Just to put things in context, clinical psychologists and other health professionals commonly use a scale called the “Social Readjustment Rating Scale” to measure the degree of stress in a person’s life. To give you a taste, “pregnancy (#12)”, “addition of a new family member (#14)”, “change to a different line of work”, “change in sleeping habits” and “change in working conditions” are among the top 30 most stressful events in life. And this list does not even include “Adapting to a new culture in a different country – far from friends, family, and all that you know”! When a person experiences a certain amount of stressful life events in a year, they are more vulnerable to illnesses. And make no mistake: PPD/A is an illness. It is a condition involving daily suffering from which it can seem like there is no reprieve.

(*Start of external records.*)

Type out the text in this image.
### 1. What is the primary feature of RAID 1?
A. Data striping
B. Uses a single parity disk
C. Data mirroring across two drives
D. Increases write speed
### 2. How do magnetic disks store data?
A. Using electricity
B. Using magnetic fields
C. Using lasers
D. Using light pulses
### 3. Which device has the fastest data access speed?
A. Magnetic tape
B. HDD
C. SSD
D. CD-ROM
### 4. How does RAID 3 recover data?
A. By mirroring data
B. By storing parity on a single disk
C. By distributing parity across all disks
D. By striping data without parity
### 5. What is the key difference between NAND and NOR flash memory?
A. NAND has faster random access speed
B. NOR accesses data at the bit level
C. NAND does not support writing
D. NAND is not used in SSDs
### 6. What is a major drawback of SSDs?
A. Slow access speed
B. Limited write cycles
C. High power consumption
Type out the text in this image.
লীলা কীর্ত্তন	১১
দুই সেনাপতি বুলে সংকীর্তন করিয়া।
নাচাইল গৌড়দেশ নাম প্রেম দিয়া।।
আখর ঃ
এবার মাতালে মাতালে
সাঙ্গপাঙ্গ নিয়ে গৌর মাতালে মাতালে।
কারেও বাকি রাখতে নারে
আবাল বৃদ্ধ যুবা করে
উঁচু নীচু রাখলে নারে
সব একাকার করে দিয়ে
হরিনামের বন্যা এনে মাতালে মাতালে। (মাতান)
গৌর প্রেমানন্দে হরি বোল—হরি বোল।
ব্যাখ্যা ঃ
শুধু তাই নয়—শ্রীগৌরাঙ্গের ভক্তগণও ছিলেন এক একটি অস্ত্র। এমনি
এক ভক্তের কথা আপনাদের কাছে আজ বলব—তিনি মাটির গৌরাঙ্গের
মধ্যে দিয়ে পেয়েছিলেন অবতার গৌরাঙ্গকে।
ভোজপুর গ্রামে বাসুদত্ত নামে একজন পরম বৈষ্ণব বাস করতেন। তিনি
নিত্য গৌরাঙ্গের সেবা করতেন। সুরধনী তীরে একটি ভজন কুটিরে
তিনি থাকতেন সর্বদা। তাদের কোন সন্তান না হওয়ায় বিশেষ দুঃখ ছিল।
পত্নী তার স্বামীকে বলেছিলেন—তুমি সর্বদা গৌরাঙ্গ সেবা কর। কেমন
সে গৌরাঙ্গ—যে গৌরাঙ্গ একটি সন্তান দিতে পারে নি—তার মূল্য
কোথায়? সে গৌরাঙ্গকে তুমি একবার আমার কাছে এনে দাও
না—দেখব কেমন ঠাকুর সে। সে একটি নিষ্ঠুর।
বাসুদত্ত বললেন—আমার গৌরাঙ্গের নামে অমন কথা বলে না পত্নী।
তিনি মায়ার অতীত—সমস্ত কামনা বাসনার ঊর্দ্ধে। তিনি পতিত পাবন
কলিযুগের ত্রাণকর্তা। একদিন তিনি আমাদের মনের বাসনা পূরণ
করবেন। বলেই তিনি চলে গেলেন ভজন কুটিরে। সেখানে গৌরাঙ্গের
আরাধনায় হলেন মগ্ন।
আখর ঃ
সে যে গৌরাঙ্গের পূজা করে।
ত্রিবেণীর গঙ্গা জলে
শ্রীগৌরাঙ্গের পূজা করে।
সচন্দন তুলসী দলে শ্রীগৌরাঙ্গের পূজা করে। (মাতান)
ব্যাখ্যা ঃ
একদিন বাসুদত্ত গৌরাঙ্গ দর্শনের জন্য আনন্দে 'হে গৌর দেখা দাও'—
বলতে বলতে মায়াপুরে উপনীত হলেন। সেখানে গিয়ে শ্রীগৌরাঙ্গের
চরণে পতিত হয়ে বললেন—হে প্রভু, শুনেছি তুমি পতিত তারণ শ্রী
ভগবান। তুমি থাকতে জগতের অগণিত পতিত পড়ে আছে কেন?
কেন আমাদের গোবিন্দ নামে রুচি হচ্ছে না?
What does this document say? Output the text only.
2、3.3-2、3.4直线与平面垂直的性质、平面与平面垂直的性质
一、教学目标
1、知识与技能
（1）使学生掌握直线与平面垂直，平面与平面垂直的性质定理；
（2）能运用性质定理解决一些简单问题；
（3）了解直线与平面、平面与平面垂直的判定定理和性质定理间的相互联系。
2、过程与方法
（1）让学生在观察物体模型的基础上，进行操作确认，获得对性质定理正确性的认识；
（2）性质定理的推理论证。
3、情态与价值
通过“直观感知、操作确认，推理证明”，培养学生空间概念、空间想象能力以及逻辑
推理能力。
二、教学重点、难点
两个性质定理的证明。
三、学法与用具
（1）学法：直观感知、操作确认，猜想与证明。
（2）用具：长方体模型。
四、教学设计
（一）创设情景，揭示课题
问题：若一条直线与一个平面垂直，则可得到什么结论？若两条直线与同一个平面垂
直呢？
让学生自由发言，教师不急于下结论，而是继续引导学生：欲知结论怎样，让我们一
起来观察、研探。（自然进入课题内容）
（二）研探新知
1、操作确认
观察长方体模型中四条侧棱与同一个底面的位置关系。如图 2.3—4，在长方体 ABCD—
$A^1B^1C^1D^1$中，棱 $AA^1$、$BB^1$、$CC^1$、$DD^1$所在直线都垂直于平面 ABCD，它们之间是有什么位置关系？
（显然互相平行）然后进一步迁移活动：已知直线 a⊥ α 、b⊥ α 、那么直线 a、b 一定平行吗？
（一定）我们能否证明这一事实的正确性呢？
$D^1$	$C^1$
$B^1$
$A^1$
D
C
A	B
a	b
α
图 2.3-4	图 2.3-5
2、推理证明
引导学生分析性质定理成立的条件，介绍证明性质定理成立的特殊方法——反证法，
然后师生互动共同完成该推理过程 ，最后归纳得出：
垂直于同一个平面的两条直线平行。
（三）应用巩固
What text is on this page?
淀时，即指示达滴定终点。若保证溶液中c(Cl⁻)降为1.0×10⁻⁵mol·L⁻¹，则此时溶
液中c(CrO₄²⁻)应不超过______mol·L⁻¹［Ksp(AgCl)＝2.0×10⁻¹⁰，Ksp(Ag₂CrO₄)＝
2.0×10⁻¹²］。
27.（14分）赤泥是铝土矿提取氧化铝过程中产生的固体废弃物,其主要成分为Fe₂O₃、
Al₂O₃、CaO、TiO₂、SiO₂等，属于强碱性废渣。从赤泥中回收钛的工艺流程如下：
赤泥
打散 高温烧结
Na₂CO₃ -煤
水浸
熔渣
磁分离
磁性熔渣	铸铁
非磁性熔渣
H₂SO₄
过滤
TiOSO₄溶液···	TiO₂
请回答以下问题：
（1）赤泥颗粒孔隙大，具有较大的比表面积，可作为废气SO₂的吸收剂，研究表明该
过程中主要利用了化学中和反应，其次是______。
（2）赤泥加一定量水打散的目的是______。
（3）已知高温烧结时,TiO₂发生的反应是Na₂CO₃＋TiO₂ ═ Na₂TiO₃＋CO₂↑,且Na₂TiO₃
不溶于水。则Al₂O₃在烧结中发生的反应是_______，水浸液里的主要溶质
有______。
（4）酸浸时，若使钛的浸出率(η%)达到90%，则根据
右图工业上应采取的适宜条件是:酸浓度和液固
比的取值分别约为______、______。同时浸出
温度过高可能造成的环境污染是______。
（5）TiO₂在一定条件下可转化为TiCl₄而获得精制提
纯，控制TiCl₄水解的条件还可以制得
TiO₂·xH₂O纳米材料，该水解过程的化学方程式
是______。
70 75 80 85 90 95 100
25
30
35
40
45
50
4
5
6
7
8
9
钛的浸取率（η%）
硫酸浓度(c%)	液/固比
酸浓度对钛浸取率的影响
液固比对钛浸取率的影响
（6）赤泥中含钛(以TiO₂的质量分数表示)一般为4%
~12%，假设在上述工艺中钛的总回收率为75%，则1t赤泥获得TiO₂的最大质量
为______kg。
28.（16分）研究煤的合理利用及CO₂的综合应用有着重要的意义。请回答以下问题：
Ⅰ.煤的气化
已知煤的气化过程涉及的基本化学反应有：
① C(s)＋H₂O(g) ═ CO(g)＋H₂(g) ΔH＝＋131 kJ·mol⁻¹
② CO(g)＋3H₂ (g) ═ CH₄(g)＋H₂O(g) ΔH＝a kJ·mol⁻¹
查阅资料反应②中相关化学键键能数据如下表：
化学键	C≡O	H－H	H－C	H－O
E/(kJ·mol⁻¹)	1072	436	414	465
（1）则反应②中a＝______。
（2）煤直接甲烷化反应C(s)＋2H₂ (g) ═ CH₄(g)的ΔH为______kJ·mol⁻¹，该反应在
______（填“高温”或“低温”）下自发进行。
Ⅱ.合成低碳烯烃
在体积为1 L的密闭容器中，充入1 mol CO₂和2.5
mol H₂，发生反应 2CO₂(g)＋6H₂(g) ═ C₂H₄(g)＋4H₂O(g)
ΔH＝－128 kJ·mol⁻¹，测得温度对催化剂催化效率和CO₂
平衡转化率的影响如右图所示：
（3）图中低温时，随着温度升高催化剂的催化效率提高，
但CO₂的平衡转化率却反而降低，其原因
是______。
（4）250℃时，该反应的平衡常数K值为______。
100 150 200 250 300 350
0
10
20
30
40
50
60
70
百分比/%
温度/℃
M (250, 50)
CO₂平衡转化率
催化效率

You are not Alone: How to Get Support and Support Yourself

As with any health condition, the best chance you have of it improving is if you take steps aimed at healing. For instance, if you have a cold, you rest, drink fluids and avoid going for a jog in the rain. And just like taking care of a cold, there are treatment options for PPD/A that show excellent efficacy. And the things that work range from intensive psychotherapy paired with medication to the simple implementation of self-care activities that your pre-baby self might have done without thinking. Those self-care activities might include things like exercising regularly, meeting weekly with a friend for coffee and a chat, or ordering take-away food rather than cooking. Doing these things does not make you less of a parent. In fact, taking care of yourself is one of the best things you can do for your child.

When talking to clients, I often refer to the airline safety guidelines requirement that, in the event of an emergency, the adult should put on their own oxygen mask before helping their child put on his. Our children need us to take care of ourselves first because otherwise, we cannot tend to their needs.

It can be unbelievably hard to reach out for help when you have no energy to pick up the phone or feel overwhelmed by cultural differences or believe that you should just grit your teeth and “get through it, it’s normal.” If increasing self-care activities does not diminish the symptoms or if it is just too daunting to embark on these changes alone, it is important to enlist the help of a professional. Luckily, there are a number of options:

Michelle Walz, is also a La Leche League leader/counselor, Expatriate Parenting Consultant and doula experienced with postpartum issues: michellewalz@expatdoula.ch, http://www.expatdoula.ch/postpartum-baby/

Corinna Rasmann, doula experienced with postpartum issues: corinnarasmann@gmail.com, http://www.expatdoula.ch/about-us/bios/

c2 will be hosting Manuela Berger on May 11th to discuss the intersection between parenting and emotions, both our own emotions and our children’s.

Sarah Cooper, Rainbow Moon Healing and Guidance: http://www.rainbowmoon.org/

The practitioners that are part of the Association Co-Naître: http://www.co-naitre.ch/le-reseau-de-professionnels/doulas/

You can search for an FSP psychotherapist who speaks English (however, you cannot specify a specialization postpartum or early parenthood issues in the search criteria) via this link: http://www.psychologie.ch/fr/services_en_psychologie/vous_cherchez_une_psychologue.html

The Know-It-All passport also contains useful information about local practitioners: http://www.knowitall.ch/

Additionally, here are some links to online support resources:

To those parents who are struggling with early parenthood, please know that you are not alone and you are not without hope. There are many parents and professionals who share your experience and who can help you become a more empowered parent. Enlisting the support of your partner, a compassionate friend, a group of other parents, a medical doctor, a health practitioner or a psychotherapist can radically transform your experience of parenthood while enriching the relationship you have with yourself and your child.